Big Don and his son had a particularly rough relationship, according to relatives. Thomas recalls beatings with a thick police-uniform belt and his father slamming him into walls. Family members described screaming matches and constant turmoil.
“When we were both small, my father was a strict disciplinarian. Very strict,” said Michael Battle, Thomas’s older brother. “You didn’t do anything out of sorts or it was hell to pay. When we started to fight back in our way, problems started. With Aaron, it seemed to go way down a rabbit hole. It went further.”
Living in a home with two working parents, an emphasis on education, meticulous order and no one wanting for anything, Thomas was at once the family comedian and alarmingly unpredictable. . . .
“From day one, he’s had a control problem,” Battle said. “Odd behavior. Couldn’t control his temper. It was thing after thing after thing after thing.” . . .
The entire article is nearly 7,000 words long and worth reading if, like me, you have an interest in the psychology of criminality.
Thomas’s lack of impulse control manifested itself at an early age and we read that “he stole a bicycle as a teenager,” got into fights and, at age 20, “he was arrested three times for cocaine possession and was placed on probation.” Thomas was a sort of trouble magnet, and was shot in 1992 the day before he was scheduled to testify against the suspect in a robbery.
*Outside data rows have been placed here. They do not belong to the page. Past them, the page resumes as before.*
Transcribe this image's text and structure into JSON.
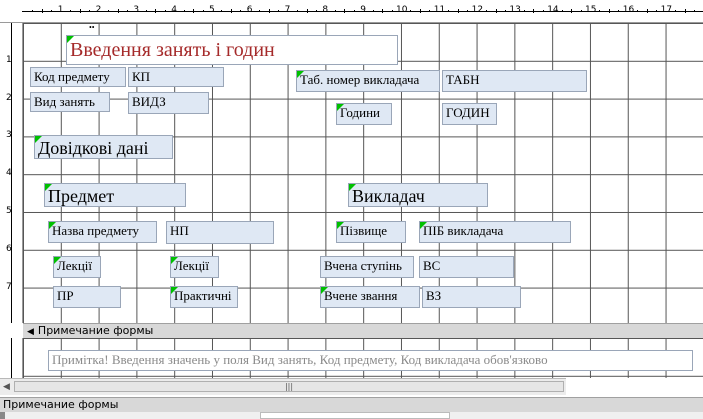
{
  "ruler": {
    "numbers": [
      "1",
      "2",
      "3",
      "4",
      "5",
      "6",
      "7",
      "8",
      "9",
      "10",
      "11",
      "12",
      "13",
      "14",
      "15",
      "16",
      "17"
    ],
    "left_numbers": [
      "1",
      "2",
      "3",
      "4",
      "5",
      "6",
      "7"
    ]
  },
  "form": {
    "title": "Введення занять і годин",
    "labels": {
      "subject_code": "Код предмету",
      "lesson_type": "Вид занять",
      "teacher_number": "Таб. номер викладача",
      "hours": "Години",
      "reference": "Довідкові дані",
      "subject_section": "Предмет",
      "teacher_section": "Викладач",
      "subject_name": "Назва предмету",
      "lectures": "Лекції",
      "lectures_2": "Лекції",
      "practical": "Практичні",
      "surname": "Пізвище",
      "degree": "Вчена ступінь",
      "rank": "Вчене звання"
    },
    "fields": {
      "kp": "КП",
      "vidz": "ВИДЗ",
      "tabn": "ТАБН",
      "godyn": "ГОДИН",
      "np": "НП",
      "pib": "ПІБ викладача",
      "vs": "ВС",
      "pr": "ПР",
      "vz": "ВЗ"
    }
  },
  "footer": {
    "section_label": "Примечание формы",
    "note": "Примітка! Введення значень у поля Вид занять, Код предмету, Код викладача обов'язково",
    "bottom_label": "Примечание формы"
  }
}
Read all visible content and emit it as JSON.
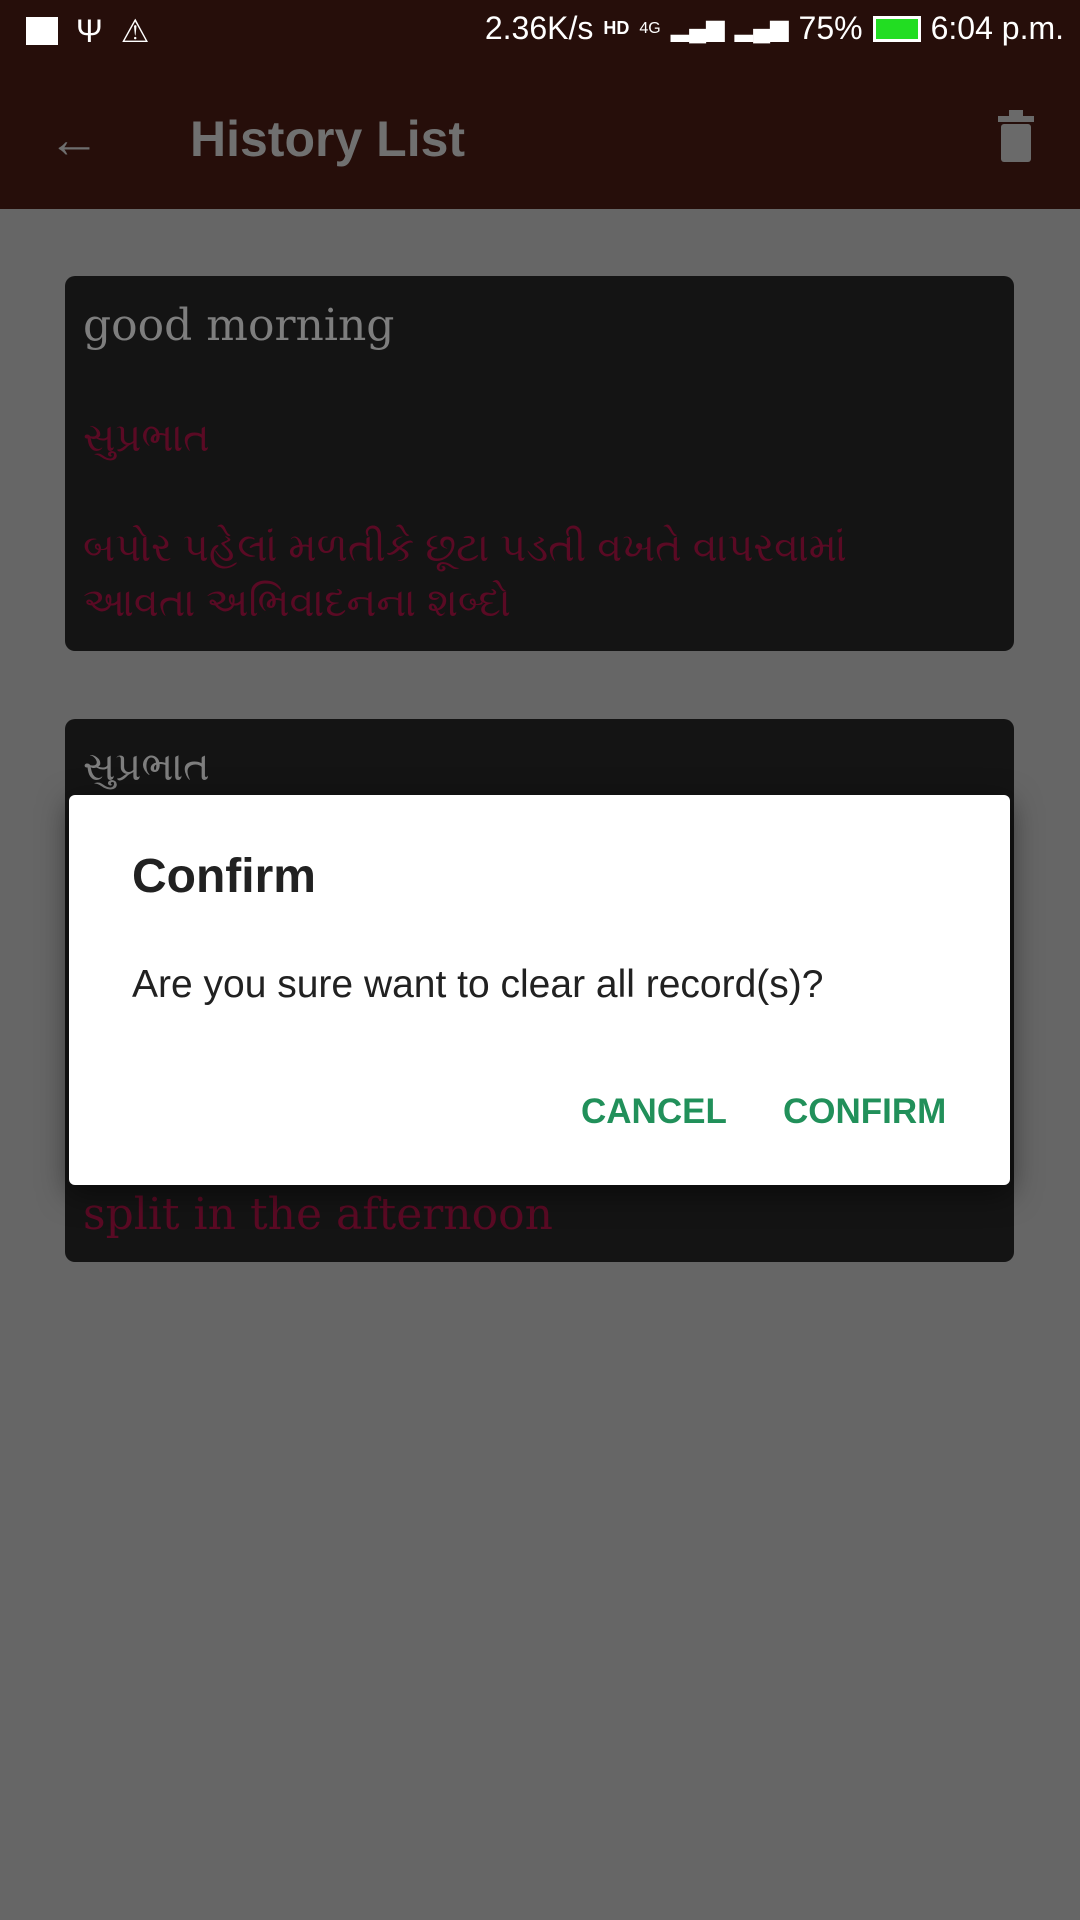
{
  "status_bar": {
    "net_speed": "2.36K/s",
    "network": "4G",
    "battery": "75%",
    "time": "6:04 p.m.",
    "icons": [
      "image-icon",
      "usb-icon",
      "warning-icon",
      "hd-call-icon",
      "signal-icon",
      "signal-icon",
      "battery-icon"
    ],
    "battery_color": "#22dd22"
  },
  "app_bar": {
    "title": "History List",
    "back_icon": "arrow-left-icon",
    "delete_icon": "trash-icon"
  },
  "history": [
    {
      "word": "good morning",
      "translation": "સુપ્રભાત",
      "meaning_line1": "બપોર પહેલાં મળતીકે છૂટા પડતી વખતે વાપરવામાં",
      "meaning_line2": "આવતા અભિવાદનના શબ્દો"
    },
    {
      "word": "સુપ્રભાત",
      "meaning": "split in the afternoon"
    }
  ],
  "dialog": {
    "title": "Confirm",
    "message": "Are you sure want to clear all record(s)?",
    "cancel": "CANCEL",
    "confirm": "CONFIRM",
    "accent": "#21905a"
  }
}
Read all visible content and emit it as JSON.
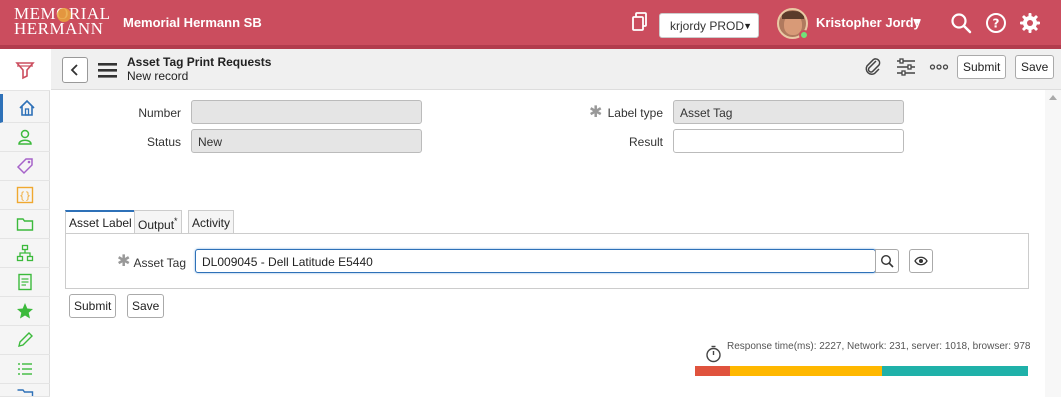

His career as a serial rapist reportedly began around the same time, when he raped a prostitute in D.C. Thomas’s ex-girlfriends describe him as controlling, jealous and sometimes violent. His criminal career eventually culminated in the 2010 rape of three teenage girls who were trick-or-treating in suburban Woodbridge, Virginia.
Now, Aaron Thomas is likely to be sentenced to multiple life sentences, his evil acts having scarred the lives of more than a dozen victims. There’s probably some lesson to be learned here. To me, it relates to the “broken windows” theory of crime prevention: The petty criminal — the burglar, the thief, the minor dope dealer — is potentially capable of serious crime. The defiant anti-social personality who finds himself able to get away with petty crime will tend to develop an arrogant contempt for the law, which leads to the pattern of escalating recividism. Thus, more stringent enforcement of laws against relatively minor offenses will ultimately tend to reduce the number of serious offenses.
Comments
4 Responses to “WaPo Publishes ‘Long, Sympathetic Article’ About Convicted Serial Rapist”
November 11th, 2012 @ 5:34 pm
Damn well put, Stacy.
November 11th, 2012 @ 5:48 pm
But never forget, three-strikes laws are just awful for the poor criminals.
November 11th, 2012 @ 6:14 pm
A person without self control, or lacking self awareness, is likely to commit crimes against persons and property. It is far more important to lock up persons showing repeated lack of control, or stupidity, if you will, than to prosecute every minor drug “crime”. Some people can become intoxicated without committing crimes, and others use intoxication as an excuse.
If we rigorously enforce laws and sentencing for crimes against person or property, then the jails will contain mostly people who are evil or stupid. A fine arrangement.
November 11th, 2012 @ 11:18 pm
“WaPo Publishes ‘Long, Sympathetic Article’ About Convicted Serial Rapist”
[cue John Belushi in his old SNL Weekend Update persona]
…and you’d think it’d be Bill Clinton. But it’s not!